Gardens’ initial seasons top expectations

Krista Schinagl/The Herald
Karissa Luker, left, Hannah Gunselman and Emily Heichelbech, all 14-year-old members of Jasper Girl Scout Troop 97, picked peppers and tomatoes Sunday at the Dubois County Community Garden in Jasper before heading into the Kimball International Education Center for a meet-and-greet barbecue with others who have plots in the garden. The girls planted tomatoes, bell peppers, sweet banana peppers and marigolds in their two plots.

Herald Staff Writer

With a few months left in the season, organizers of the Dubois County Community Garden are considering its first year a successful one.

The organic garden, spearheaded by Tri-Cap, broke ground in April and hosted its first social gathering for gardeners Sunday evening. The season is expected to end sometime in November. Fourteen individuals and groups are tending 19 plots.

The Dale Community Gardens, meanwhile, has about 14 gardeners working nine plots, and also has been declared a success in its first season.

“Overall, things have gone much better than expected,” Tri-Cap employee Paige Stradtner said of the Dubois County garden. “As always with the first year for a project, we ran into a couple issues.”

Rainy weather in the spring pushed the planting season into June while waiting for the land, off Power Drive in Jasper, to be tilled and fertilized. Kimball International donated the use of the land, but the garden does not have a water source.

“Surprisingly, gardeners seem to have remained very optimistic throughout this whole experience,” Stradtner said. “They’ve been very understanding that this is the first year and that things are always a little difficult going when they first start.”

Hot weather also has caused some problems for the plants. Jasper resident and longtime gardener Joyce Uppencamp has three plots growing gourds and a variety of vegetables including onions, beets, carrots and cabbage. But she hasn’t picked much produce yet.

“The weather was just not right for the gardens this year, and we didn’t get it out as soon as we’d have liked,” she said. “But I’ve got all kinds of gourds. Now I’ve got to learn how to make birdhouses.”

The garden was created with the intent to allow gardeners to meet each other and form bonds. But that didn’t work as planned.

Jasper Girl Scout Troop 97 is gardening two plots, growing tomatoes, peppers, zucchini and a few flowers. The Scouts have taken over watering and weeding, but they have met few people.

“Even with having someone from our troop going out every day to water, very rarely have we seen anyone out there when we are,” troop leader Tina Heichelbech said. “I’m sure everyone is on different schedules. Some probably go early in the morning or later in the evening when it is cooler.”

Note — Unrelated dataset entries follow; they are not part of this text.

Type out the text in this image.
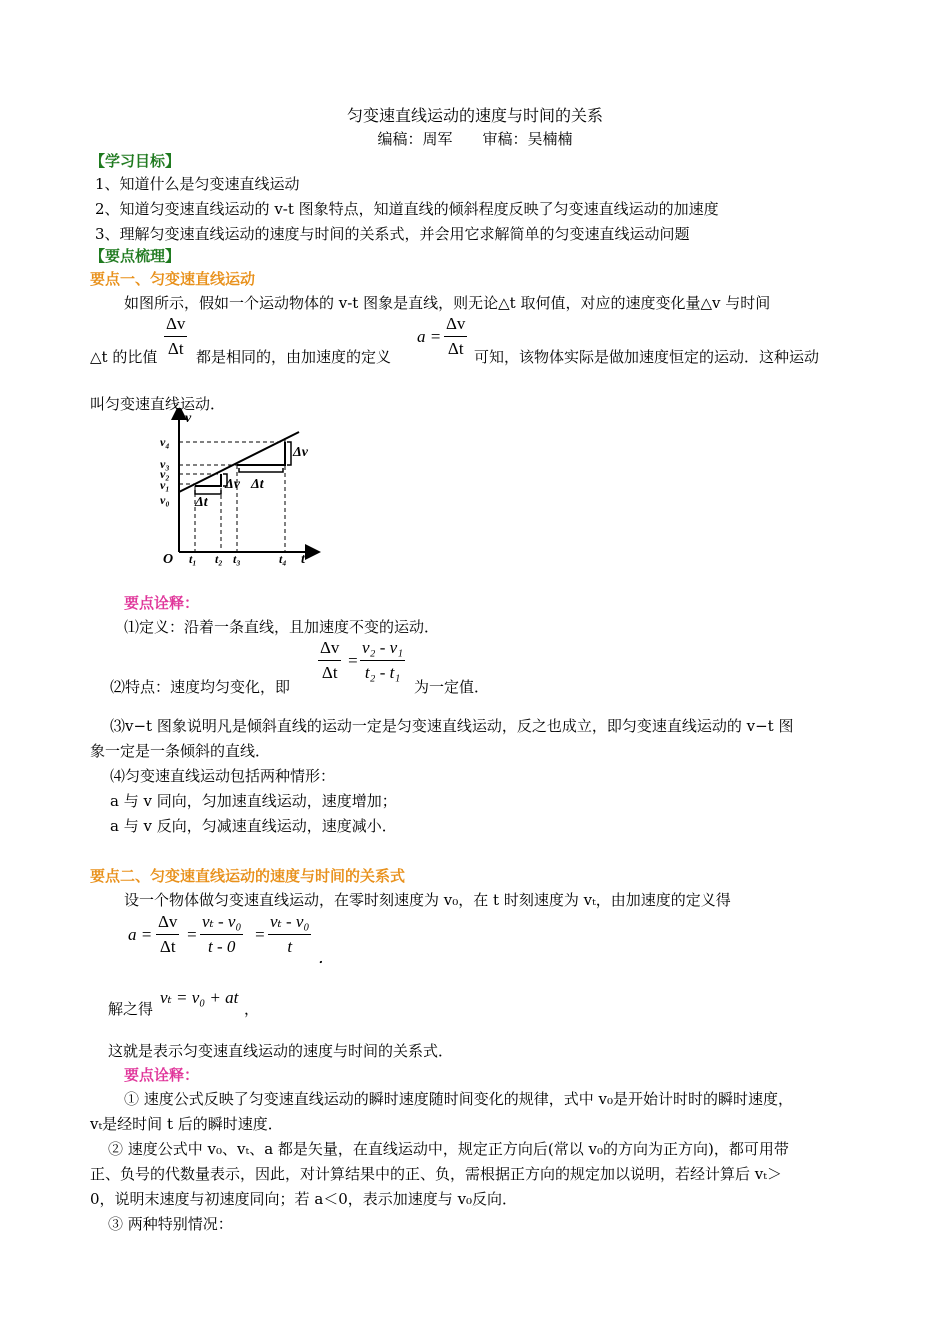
匀变速直线运动的速度与时间的关系
编稿：周军　　审稿：吴楠楠
【学习目标】
1、知道什么是匀变速直线运动
2、知道匀变速直线运动的 v-t 图象特点，知道直线的倾斜程度反映了匀变速直线运动的加速度
3、理解匀变速直线运动的速度与时间的关系式，并会用它求解简单的匀变速直线运动问题
【要点梳理】
要点一、匀变速直线运动
如图所示，假如一个运动物体的 v-t 图象是直线，则无论△t 取何值，对应的速度变化量△v 与时间
$\frac{\Delta v}{\Delta t}$	$a = \frac{\Delta v}{\Delta t}$
△t 的比值	都是相同的，由加速度的定义	可知，该物体实际是做加速度恒定的运动．这种运动
叫匀变速直线运动．
v
t
O
v₄
v₃
v₂
v₁
v₀
t₁ t₂ t₃	t₄
Δv
Δt
Δt
Δv
要点诠释：
⑴定义：沿着一条直线，且加速度不变的运动．
$\frac{\Delta v}{\Delta t} = \frac{\text{v₂ - v₁}}{\text{t₂ - t₁}}$
⑵特点：速度均匀变化，即	为一定值．
⑶v−t 图象说明凡是倾斜直线的运动一定是匀变速直线运动，反之也成立，即匀变速直线运动的 v−t 图
象一定是一条倾斜的直线．
⑷匀变速直线运动包括两种情形：
a 与 v 同向，匀加速直线运动，速度增加；
a 与 v 反向，匀减速直线运动，速度减小．
要点二、匀变速直线运动的速度与时间的关系式
设一个物体做匀变速直线运动，在零时刻速度为 v₀，在 t 时刻速度为 vₜ，由加速度的定义得
$a = \frac{\Delta v}{\Delta t} = \frac{\text{vₜ - v₀}}{t - 0} = \frac{\text{vₜ - v₀}}{t}$
．
解之得
vₜ = v₀ + at
，
这就是表示匀变速直线运动的速度与时间的关系式．
要点诠释：
① 速度公式反映了匀变速直线运动的瞬时速度随时间变化的规律，式中 v₀是开始计时时的瞬时速度，
vₜ是经时间 t 后的瞬时速度．
② 速度公式中 v₀、vₜ、a 都是矢量，在直线运动中，规定正方向后(常以 v₀的方向为正方向)，都可用带
正、负号的代数量表示，因此，对计算结果中的正、负，需根据正方向的规定加以说明，若经计算后 vₜ＞
0，说明末速度与初速度同向；若 a＜0，表示加速度与 v₀反向．
③ 两种特别情况：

So the Sunday gathering was organized with a cookout and presentations on food preservation by Jan Dougan of Purdue Extension-Dubois County and growing herbs by Michael Hicks of The Center for Community Empowerment in Jasper. Attendees introduced themselves and talked about what they were growing. Some brought produce they had just harvested.

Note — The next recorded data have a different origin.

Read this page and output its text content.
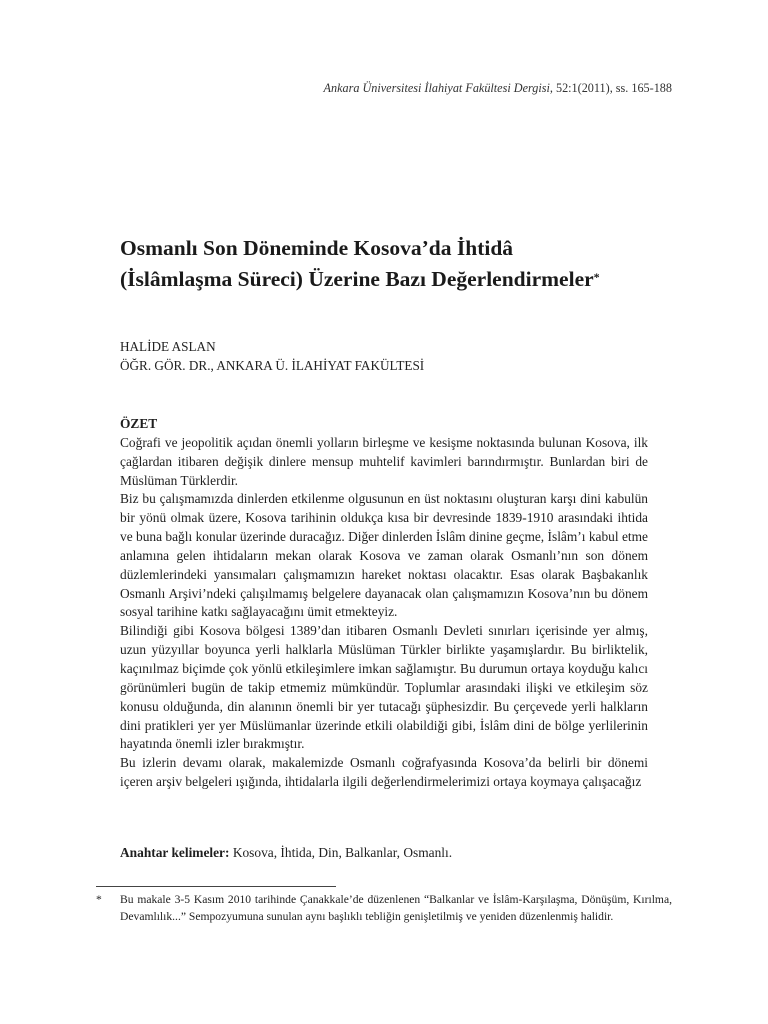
Ankara Üniversitesi İlahiyat Fakültesi Dergisi, 52:1(2011), ss. 165-188
Osmanlı Son Döneminde Kosova’da İhtidâ
(İslâmlaşma Süreci) Üzerine Bazı Değerlendirmeler*
HALİDE ASLAN
ÖĞR. GÖR. DR., ANKARA Ü. İLAHİYAT FAKÜLTESİ
ÖZET

Coğrafi ve jeopolitik açıdan önemli yolların birleşme ve kesişme noktasında bulunan Kosova, ilk çağlardan itibaren değişik dinlere mensup muhtelif kavimleri barındırmıştır. Bunlardan biri de Müslüman Türklerdir.

Biz bu çalışmamızda dinlerden etkilenme olgusunun en üst noktasını oluşturan karşı dini kabulün bir yönü olmak üzere, Kosova tarihinin oldukça kısa bir devresinde 1839-1910 arasındaki ihtida ve buna bağlı konular üzerinde duracağız. Diğer dinlerden İslâm dinine geçme, İslâm’ı kabul etme anlamına gelen ihtidaların mekan olarak Kosova ve zaman olarak Osmanlı’nın son dönem düzlemlerindeki yansımaları çalışmamızın hareket noktası olacaktır. Esas olarak Başbakanlık Osmanlı Arşivi’ndeki çalışılmamış belgelere dayanacak olan çalışmamızın Kosova’nın bu dönem sosyal tarihine katkı sağlayacağını ümit etmekteyiz.

Bilindiği gibi Kosova bölgesi 1389’dan itibaren Osmanlı Devleti sınırları içerisinde yer almış, uzun yüzyıllar boyunca yerli halklarla Müslüman Türkler birlikte yaşamışlardır. Bu birliktelik, kaçınılmaz biçimde çok yönlü etkileşimlere imkan sağlamıştır. Bu durumun ortaya koyduğu kalıcı görünümleri bugün de takip etmemiz mümkündür. Toplumlar arasındaki ilişki ve etkileşim söz konusu olduğunda, din alanının önemli bir yer tutacağı şüphesizdir. Bu çerçevede yerli halkların dini pratikleri yer yer Müslümanlar üzerinde etkili olabildiği gibi, İslâm dini de bölge yerlilerinin hayatında önemli izler bırakmıştır.

Bu izlerin devamı olarak, makalemizde Osmanlı coğrafyasında Kosova’da belirli bir dönemi içeren arşiv belgeleri ışığında, ihtidalarla ilgili değerlendirmelerimizi ortaya koymaya çalışacağız

Anahtar kelimeler: Kosova, İhtida, Din, Balkanlar, Osmanlı.
*	Bu makale 3-5 Kasım 2010 tarihinde Çanakkale’de düzenlenen “Balkanlar ve İslâm-Karşılaşma, Dönüşüm, Kırılma, Devamlılık...” Sempozyumuna sunulan aynı başlıklı tebliğin genişletilmiş ve yeniden düzenlenmiş halidir.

“I do think people got a chance to mingle and get to know each other,” Stradtner said.

The Scouts are new to gardening. They wanted to make salsa. They also wanted to donate the produce to a food bank or sell it at a farmers market and donate the money raised, but that hasn’t worked out.

“Everything isn’t becoming ripe at the same time, so neither of those options have been very easy for us this year,” Heichelbech said.

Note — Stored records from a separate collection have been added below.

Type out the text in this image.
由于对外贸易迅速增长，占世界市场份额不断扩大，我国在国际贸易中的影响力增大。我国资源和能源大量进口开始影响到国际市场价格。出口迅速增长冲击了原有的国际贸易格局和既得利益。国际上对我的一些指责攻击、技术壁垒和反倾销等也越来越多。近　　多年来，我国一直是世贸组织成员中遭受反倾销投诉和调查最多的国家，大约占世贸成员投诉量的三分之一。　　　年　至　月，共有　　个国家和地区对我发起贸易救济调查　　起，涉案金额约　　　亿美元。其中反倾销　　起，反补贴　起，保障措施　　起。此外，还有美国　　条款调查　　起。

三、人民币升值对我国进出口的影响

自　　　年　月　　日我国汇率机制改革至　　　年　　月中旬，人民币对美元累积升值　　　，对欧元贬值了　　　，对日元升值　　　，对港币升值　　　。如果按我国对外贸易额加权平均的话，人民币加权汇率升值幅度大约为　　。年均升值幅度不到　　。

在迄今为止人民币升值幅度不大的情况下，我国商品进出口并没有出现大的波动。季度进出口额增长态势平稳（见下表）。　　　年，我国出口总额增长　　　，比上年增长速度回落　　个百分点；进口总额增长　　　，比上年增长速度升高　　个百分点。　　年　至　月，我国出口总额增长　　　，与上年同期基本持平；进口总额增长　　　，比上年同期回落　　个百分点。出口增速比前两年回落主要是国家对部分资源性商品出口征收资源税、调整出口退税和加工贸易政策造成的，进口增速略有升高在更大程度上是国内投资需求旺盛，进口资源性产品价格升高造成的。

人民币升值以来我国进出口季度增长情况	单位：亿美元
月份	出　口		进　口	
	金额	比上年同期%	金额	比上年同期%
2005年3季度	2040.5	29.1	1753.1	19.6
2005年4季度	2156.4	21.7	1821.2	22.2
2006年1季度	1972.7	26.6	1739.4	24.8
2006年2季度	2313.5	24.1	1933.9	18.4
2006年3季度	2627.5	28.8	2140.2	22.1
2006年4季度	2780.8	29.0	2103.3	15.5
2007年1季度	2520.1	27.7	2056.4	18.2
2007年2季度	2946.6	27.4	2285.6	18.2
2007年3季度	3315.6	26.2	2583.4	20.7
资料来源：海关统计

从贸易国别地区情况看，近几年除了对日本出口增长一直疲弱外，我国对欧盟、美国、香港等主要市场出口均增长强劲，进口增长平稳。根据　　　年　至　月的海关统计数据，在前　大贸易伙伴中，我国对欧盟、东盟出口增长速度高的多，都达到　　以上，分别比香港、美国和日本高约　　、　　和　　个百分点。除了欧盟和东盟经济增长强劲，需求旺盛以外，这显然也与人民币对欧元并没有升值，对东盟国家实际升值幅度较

The troop’s decision to participate in the garden has taught the Scouts a couple of lessons along the way.

“They are learning how long it takes to get the foods that we have in the store, how much hard work it is to get them to grow and to take care of them,” the leader said. “And just like life, sometimes when you are learning new things, it doesn’t work out quite what you planned the first time but you need to just learn and continue from there.”

The gardeners have given Stradtner many suggestions for improvements in next year’s garden.
“That’s the great thing about this project, that it’s a community garden, so all of the participants are able to give their input and shape the future of the garden,” Stradtner said. “I’m sure there will be things we will do differently next year. A lot of this will depend on the feedback the gardeners give at the end of this season.”

Both Heichelbech and Uppencamp suggested finding a source of water. They brought buckets of water from home to use in their plots.

“It would be great if we could get something out there to catch rainwater,” Uppencamp said.

The Dale Community Gardens is a different story. Organizer Alan Meunier said the gardens, which are organized by plant families, produced more vegetables than the gardeners knew what to do with.

“We’ve pretty much been giving stuff away on a weekly basis” to churches and local organizations, he said. “People didn’t know what to do with it. That’s not something we were prepared for.”

Next year, Meunier said, he will need to concentrate on educating gardeners about preserving the produce and using different vegetables when they are in season.

“Preservation is a big part of it,” he said. “If we’re going to use locally grown produce, you’re going to have to figure out how to store them.”

The garden did have trouble with weeds and some disease among the plants because of large amounts of rainfall.

“It got rain when nobody else got rain,” Meunier said.

The Dale gardening season also is expected to end in November, depending on frost.